El acceso a la justicia, como bien lo señala el Decreto Reglamentario N° 1011/10, obliga a ofrecer los recursos necesarios en todas las esferas de actuación, sean estos administrativos o judicial o de cualquier otra índole a fin de garantizar el efectivo ejercicio de derechos, comprendiendo así la asistencia gratuita e integral de las mujeres que trasuntan círculos de violencias, como también las garantías del debido proceso atendiendo a los principios reinantes como celeridad del proceso, prevención, libertad probatoria, principio de no revictimización. Asimismo también comprende la exención del costo procesal y el acceso efectivo al recurso judicial.

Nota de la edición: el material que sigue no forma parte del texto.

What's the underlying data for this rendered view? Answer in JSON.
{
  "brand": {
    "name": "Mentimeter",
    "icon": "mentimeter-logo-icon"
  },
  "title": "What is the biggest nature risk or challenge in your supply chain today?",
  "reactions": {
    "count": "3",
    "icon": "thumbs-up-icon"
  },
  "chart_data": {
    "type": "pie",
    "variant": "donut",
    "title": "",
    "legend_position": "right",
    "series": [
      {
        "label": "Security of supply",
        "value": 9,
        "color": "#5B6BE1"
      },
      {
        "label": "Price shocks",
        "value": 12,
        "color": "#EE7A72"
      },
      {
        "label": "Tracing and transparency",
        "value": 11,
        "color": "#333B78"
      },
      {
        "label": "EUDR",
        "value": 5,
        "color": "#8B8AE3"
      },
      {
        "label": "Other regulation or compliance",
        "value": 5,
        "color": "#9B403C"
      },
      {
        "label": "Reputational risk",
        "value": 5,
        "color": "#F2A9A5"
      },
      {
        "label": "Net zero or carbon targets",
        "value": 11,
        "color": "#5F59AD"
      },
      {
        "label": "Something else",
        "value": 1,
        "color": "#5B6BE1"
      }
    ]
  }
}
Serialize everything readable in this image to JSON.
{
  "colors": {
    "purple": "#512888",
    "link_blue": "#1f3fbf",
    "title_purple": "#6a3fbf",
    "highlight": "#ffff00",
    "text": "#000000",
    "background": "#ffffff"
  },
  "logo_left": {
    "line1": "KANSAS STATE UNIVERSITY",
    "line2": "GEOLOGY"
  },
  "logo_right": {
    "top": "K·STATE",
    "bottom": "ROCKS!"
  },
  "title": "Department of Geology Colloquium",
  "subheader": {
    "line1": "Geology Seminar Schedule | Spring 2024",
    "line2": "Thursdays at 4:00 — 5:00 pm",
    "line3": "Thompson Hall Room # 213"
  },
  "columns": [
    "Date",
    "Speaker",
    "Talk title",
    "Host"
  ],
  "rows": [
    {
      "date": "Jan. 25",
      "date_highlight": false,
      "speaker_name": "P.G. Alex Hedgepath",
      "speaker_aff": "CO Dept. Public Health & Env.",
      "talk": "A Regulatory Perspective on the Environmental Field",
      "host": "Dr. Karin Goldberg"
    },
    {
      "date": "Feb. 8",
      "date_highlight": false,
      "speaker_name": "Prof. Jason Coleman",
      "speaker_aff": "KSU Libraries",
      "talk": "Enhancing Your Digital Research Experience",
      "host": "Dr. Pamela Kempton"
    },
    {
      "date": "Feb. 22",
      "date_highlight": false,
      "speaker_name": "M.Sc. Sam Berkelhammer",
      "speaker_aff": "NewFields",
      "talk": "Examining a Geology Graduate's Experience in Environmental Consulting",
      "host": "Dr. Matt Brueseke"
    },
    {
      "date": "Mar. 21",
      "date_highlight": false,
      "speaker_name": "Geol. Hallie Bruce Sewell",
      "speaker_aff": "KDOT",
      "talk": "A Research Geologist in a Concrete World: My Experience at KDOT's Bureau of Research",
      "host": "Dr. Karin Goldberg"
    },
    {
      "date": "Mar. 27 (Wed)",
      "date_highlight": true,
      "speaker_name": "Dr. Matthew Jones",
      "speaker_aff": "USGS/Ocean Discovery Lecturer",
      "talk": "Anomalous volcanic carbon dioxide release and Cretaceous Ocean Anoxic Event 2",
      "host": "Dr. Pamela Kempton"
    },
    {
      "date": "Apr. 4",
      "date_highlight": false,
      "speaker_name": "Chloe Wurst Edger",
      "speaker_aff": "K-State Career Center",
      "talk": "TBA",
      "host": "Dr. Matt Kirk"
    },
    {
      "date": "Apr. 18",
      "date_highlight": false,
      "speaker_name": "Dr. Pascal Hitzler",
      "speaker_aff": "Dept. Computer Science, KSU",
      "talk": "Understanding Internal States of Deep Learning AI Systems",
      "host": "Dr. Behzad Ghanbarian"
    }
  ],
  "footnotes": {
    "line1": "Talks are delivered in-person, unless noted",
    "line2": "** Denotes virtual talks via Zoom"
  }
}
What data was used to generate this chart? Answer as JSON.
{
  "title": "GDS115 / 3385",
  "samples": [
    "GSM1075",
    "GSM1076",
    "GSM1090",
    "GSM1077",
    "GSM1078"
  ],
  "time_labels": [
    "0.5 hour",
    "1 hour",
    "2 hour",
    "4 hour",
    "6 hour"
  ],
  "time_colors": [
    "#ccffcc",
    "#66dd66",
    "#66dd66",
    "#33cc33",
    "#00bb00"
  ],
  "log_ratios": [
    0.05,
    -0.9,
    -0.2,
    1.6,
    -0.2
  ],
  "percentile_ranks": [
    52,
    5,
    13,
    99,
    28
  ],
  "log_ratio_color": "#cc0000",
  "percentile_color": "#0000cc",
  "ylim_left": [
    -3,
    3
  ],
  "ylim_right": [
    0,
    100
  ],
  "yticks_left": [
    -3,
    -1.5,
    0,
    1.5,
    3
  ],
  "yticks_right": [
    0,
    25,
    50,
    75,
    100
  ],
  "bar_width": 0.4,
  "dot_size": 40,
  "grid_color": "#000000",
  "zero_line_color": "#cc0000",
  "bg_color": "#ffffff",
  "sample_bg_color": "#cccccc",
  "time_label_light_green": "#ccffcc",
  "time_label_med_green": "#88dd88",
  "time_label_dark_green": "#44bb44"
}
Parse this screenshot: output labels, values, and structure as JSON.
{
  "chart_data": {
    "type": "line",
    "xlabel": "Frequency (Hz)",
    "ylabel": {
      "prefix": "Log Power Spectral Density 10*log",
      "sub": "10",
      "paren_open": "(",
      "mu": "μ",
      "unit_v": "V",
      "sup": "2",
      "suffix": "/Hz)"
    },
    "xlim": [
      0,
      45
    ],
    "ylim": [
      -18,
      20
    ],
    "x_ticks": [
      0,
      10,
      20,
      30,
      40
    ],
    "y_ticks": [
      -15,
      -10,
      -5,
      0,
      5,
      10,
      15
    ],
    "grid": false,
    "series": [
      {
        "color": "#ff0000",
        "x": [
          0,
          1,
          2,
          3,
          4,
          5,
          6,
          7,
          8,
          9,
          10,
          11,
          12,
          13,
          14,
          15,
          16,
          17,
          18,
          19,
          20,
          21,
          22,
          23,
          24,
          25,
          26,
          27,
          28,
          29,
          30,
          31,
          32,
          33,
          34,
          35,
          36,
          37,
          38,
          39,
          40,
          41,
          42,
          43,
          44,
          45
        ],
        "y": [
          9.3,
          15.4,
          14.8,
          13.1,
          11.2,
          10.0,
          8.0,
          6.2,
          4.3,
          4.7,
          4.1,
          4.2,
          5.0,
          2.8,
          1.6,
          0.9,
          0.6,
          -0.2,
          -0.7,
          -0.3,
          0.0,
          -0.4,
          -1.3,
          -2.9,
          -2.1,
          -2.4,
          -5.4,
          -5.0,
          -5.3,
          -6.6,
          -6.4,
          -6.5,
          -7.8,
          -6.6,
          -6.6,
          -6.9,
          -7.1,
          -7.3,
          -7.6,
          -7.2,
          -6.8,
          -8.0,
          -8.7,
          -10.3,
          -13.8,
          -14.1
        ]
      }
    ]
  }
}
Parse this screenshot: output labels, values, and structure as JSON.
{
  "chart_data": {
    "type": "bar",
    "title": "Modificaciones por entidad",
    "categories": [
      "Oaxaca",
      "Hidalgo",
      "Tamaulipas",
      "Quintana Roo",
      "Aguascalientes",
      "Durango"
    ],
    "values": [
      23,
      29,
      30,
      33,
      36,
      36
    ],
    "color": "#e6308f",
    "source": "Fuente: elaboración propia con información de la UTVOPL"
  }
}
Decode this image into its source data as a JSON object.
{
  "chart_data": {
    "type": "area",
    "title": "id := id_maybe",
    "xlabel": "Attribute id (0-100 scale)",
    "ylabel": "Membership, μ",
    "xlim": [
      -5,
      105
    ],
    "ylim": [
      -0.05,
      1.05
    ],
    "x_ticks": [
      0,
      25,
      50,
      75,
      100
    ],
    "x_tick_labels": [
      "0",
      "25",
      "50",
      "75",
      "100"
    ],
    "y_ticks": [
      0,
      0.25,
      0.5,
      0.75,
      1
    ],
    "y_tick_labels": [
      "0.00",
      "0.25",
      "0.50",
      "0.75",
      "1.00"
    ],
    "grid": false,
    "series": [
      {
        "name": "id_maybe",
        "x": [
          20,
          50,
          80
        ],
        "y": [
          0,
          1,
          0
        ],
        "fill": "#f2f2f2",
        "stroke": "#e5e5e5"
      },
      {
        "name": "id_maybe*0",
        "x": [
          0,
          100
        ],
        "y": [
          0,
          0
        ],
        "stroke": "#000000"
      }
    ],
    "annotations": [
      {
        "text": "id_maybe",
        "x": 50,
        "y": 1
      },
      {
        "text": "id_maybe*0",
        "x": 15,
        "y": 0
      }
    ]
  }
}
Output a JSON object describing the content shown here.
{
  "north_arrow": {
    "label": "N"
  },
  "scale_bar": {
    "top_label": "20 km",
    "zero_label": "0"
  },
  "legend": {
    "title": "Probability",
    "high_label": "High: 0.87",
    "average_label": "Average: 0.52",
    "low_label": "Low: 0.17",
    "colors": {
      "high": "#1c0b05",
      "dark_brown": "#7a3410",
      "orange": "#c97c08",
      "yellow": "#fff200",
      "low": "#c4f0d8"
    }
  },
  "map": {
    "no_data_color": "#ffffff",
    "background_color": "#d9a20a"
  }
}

Es que una respuesta oportuna y efectiva se traduce en obtener una respuesta judicial urgente y preventiva, con la participación activa de quien fuera víctima, debiendo la misma recibir la información adecuada respecto al trámite del proceso y sus derechos fundamentales.

Entiendo que uno de los canales de la deconstrucción del sistema judicial comienza por comprender y aplicar el principio de no revictimización, evitando el sometimiento de la mujer a demoras y derivaciones innecesarias, consultas inconducentes, realizar declaraciones reiteradas o preguntar sobre cuestiones referidas a sus antecedentes o conductas que no tienen relación con el hecho denunciado como también evitar toda práctica, proceso, medida, acto u omisión que implique un trato indigno, entendiéndose oportuna la intervención judicial cuando la sustanciación del proceso es el más breve o cuando la adecuación de los procesos existentes no sea tardía a fin de que la respuesta judicial sea efectiva, es decir, cuando se prevenga la reiteración de hechos de violencia y repare a la víctima en sus derechos quebrantados. En este sentido, coincido plenamente con los criterios del Superior Tribunal de Justicia de la Provincia del Chaco en tanto existe una responsabilidad de los agentes del Estado de responder a estos criterios procesales normados, entendiendo que las reglas establecidas en la ley 26.485 como en la ley local de adhesión son un piso mínimo de derechos y garantías, debiendo interpretarse a las mismas de forma armónica y sistémicas con otras normas, en tanto las mismas sostienen que el régimen procesal que corresponda según tipo y modalidad de violencia serán siempre supletorias, lo que no se respetó en la oportunidad en la que actuó el equipo fiscal en el caso que referimos. Pero cabe preguntarnos si la intervención de tres reparticiones del Poder Judicial al solo efecto de resolver la competencia, respeta ese piso mínimo de garantías cuando se entiende competente para dictar medidas preventivas urgentes el primer órgano judicial al que recurre la víctima, debiéndose evitar una excesiva burocratización de la situación, garantizando un fácil acceso al sistema de protección.

Comprender, respetar y aplicar de modo concreto el principio de no revictimización es abonar a que las mujeres vivamos en un mundo libre de violencias.